No, the Bucs played like a bunch of grizzled veterans. They moved the chains when they had to; they stopped the Panthers when the game was on the line. In short, they played a full 60 minutes and played hard. They smelled the blood in the water, went in for the kill, and notched their first victory of the short season.
Obviously, the Panthers didn’t play their best game. Newton’s stats were artificially good-looking other than the turnovers: 22/33 for 303 yards with a TD and 2 INTs. The first interception came on a tipped pass while the second one was just a bad throw. Newton was hot and cold all day and only had the one consistent drive when they scored a TD.
Without going on TOO much of a rant or playing the Blame Game, I’ll first say that part of this loss is on Cam’s inconsistent play but he didn’t play any worse than the rest of the offense. On one critical series in the second half, rookie LG Amini Silatolu was flagged for a false start. A couple of plays later, RG Geoff Hangartner did the same thing. One’s a rookie and the other is an 8-year veteran. The fact that the guards were jumpy is a testament to the strong play of the Buccaneers defensive tackles, Gerald McCoy and Roy Miller, and the inside pass rush in general.
The Panthers had an outside chance for a 52 or 53-yard FG attempt at the end of the first half, but were pushed back 5 yards by…wait for it….wait for it…a false start.
I think as much “blame” should go to Ron Rivera as anyone else. The Panthers actually out-gained the Bucs 6.1 to 4.2 yards per play. For one thing, it shows that the Bucs were much more consistent while the Panthers did little, but would bust a big play once in a while that didn’t score.
Rivera and his staff ran only 49 offensive plays…36 passes and 13 rushes. That sort of imbalance just doesn’t work, and if that’s your game plan then why even have so many highly-paid and talented running backs? With their depth in the backfield, losing any one guy for a game, like Jonathan Stewart, should NOT be an issue AT ALL.

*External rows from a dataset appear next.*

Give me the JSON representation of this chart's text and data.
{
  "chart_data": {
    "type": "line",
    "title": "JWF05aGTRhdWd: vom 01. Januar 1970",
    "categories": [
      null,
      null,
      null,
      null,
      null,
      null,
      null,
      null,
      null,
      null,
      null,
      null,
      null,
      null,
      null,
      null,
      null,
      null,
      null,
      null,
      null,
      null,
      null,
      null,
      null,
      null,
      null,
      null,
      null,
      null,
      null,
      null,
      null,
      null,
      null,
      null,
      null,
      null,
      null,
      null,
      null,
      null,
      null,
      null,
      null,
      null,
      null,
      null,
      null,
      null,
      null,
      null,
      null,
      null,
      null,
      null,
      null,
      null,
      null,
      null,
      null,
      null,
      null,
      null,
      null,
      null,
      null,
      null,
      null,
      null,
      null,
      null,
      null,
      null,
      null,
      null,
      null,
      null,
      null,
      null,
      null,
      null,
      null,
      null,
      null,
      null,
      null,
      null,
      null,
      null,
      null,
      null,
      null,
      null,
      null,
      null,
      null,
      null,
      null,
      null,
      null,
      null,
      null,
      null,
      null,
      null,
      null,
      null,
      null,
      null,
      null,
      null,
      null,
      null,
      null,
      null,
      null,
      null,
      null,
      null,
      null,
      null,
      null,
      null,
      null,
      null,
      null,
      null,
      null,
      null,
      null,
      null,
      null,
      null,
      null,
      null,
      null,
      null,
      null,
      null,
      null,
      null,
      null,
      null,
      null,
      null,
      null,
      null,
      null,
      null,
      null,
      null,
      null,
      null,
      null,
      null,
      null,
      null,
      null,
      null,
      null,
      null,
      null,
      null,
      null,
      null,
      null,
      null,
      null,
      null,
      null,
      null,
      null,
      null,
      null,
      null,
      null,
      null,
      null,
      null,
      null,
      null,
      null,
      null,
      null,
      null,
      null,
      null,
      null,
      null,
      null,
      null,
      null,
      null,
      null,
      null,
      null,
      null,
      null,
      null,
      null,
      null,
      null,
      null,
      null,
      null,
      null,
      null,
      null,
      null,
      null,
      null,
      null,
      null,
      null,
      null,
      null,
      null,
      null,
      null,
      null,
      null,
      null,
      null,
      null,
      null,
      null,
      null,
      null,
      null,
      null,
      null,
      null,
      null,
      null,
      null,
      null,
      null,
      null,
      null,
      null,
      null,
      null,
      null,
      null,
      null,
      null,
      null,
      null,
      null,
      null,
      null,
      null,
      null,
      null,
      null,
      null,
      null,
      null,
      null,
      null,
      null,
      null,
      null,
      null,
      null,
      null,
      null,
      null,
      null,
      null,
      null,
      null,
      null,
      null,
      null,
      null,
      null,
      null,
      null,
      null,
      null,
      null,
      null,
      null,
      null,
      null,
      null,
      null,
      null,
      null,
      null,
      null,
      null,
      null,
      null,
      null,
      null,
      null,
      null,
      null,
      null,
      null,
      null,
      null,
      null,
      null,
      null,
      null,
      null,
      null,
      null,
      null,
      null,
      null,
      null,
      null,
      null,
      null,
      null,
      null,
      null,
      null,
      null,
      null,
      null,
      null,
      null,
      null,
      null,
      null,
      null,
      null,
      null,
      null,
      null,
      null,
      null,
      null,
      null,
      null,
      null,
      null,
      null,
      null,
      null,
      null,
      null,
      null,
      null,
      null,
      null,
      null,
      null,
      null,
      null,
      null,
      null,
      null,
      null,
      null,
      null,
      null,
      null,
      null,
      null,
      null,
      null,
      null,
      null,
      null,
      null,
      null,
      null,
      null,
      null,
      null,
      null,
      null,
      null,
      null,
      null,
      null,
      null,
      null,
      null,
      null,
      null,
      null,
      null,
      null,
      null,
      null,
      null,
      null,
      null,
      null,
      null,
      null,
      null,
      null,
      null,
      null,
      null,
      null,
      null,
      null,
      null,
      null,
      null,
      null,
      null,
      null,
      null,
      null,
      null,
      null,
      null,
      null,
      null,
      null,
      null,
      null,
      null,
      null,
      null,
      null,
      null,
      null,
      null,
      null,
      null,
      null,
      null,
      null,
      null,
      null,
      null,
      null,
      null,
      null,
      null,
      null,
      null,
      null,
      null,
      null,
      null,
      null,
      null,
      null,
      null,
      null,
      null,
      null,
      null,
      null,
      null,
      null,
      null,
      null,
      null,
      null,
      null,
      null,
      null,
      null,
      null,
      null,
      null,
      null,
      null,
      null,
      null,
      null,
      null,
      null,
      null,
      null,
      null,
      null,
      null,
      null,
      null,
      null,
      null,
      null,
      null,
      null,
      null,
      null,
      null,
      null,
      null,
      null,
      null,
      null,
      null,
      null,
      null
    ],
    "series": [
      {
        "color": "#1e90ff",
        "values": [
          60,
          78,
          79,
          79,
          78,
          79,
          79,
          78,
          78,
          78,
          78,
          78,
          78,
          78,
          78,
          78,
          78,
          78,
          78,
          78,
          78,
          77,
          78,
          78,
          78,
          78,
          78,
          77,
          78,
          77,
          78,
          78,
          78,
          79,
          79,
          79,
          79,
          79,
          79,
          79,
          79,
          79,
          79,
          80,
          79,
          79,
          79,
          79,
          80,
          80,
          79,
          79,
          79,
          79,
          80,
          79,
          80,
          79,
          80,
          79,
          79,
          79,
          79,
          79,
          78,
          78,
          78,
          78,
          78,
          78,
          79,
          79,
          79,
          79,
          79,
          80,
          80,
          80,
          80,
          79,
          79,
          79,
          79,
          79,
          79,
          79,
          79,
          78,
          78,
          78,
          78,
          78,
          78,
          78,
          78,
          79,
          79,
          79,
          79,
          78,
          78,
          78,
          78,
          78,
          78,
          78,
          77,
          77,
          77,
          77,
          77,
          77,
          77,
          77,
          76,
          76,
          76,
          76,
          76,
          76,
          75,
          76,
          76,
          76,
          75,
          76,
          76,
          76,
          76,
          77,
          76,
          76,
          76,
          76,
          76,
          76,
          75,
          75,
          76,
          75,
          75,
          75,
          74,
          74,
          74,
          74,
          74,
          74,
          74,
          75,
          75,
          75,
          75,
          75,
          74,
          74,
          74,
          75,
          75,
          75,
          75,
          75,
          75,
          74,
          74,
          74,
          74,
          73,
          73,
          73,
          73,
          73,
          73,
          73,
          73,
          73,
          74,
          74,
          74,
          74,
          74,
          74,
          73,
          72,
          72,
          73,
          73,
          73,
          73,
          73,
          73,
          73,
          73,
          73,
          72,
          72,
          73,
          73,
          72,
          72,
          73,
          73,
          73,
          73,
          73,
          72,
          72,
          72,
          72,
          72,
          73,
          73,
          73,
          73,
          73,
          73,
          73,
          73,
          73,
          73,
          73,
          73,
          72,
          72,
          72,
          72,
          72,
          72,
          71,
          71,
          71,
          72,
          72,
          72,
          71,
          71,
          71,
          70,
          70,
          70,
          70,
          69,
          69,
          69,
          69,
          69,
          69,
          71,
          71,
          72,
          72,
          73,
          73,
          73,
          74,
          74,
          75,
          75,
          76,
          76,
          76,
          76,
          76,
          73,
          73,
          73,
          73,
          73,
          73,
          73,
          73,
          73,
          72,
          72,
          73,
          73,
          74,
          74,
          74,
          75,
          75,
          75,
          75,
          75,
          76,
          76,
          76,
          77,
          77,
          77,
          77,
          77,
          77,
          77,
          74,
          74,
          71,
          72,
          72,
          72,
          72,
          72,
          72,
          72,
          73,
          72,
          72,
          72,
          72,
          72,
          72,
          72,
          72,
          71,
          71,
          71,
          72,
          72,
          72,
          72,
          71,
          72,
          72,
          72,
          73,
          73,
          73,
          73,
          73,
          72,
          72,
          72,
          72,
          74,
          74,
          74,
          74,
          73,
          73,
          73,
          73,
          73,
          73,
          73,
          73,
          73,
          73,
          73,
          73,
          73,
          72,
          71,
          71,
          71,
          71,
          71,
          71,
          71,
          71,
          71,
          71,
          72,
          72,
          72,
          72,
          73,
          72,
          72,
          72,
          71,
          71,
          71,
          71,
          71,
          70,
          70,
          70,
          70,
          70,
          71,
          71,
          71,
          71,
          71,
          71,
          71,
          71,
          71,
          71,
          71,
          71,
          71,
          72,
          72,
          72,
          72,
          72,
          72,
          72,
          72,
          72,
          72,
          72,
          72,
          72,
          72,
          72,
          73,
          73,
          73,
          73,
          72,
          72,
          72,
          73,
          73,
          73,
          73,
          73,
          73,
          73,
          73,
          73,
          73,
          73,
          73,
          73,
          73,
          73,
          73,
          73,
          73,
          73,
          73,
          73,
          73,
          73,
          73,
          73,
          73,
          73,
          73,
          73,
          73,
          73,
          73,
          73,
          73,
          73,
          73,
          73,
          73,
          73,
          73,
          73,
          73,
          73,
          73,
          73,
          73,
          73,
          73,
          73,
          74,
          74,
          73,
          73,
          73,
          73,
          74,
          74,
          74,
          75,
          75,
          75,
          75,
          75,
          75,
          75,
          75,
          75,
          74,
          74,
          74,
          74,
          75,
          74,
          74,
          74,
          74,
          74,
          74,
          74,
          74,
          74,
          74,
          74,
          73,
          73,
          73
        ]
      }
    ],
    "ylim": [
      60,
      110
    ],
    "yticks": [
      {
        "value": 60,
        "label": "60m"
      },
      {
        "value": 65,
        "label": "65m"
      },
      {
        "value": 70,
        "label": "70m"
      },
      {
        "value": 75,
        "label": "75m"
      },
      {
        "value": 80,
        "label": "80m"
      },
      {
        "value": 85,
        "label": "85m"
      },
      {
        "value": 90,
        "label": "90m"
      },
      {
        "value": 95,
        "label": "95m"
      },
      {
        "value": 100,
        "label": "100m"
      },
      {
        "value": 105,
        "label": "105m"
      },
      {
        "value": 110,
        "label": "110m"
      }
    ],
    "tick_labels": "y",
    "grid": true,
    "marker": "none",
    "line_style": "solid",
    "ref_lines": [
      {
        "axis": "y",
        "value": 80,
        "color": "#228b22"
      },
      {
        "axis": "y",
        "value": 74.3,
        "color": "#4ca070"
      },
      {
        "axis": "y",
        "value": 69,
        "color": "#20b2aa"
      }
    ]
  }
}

Chalk this loss up to rookie-like coaching. The Panthers weren’t nearly as prepared for their opponent as Greg Schiano’s troops were. The Bucs didn’t even draw a flag until the second half, “scab” officials or not. That’s a sign of a disciplined team, and another testament to the job Schiano is apparently doing.
With the Saints, Giants, and Falcons coming on the schedule, the fear now is that an 0-4 start is very clearly on the table unless Rivera can pull his guys together…and fast.
Next week should tell us what we need to know. If the Panthers play like they did today, they’re looking at a blowout loss. If they answer the bell and get on the move, the Saints are still mortal.
Week two will set the tone for the rest of the season and Rivera, Newton, and everyone in the organization knows it.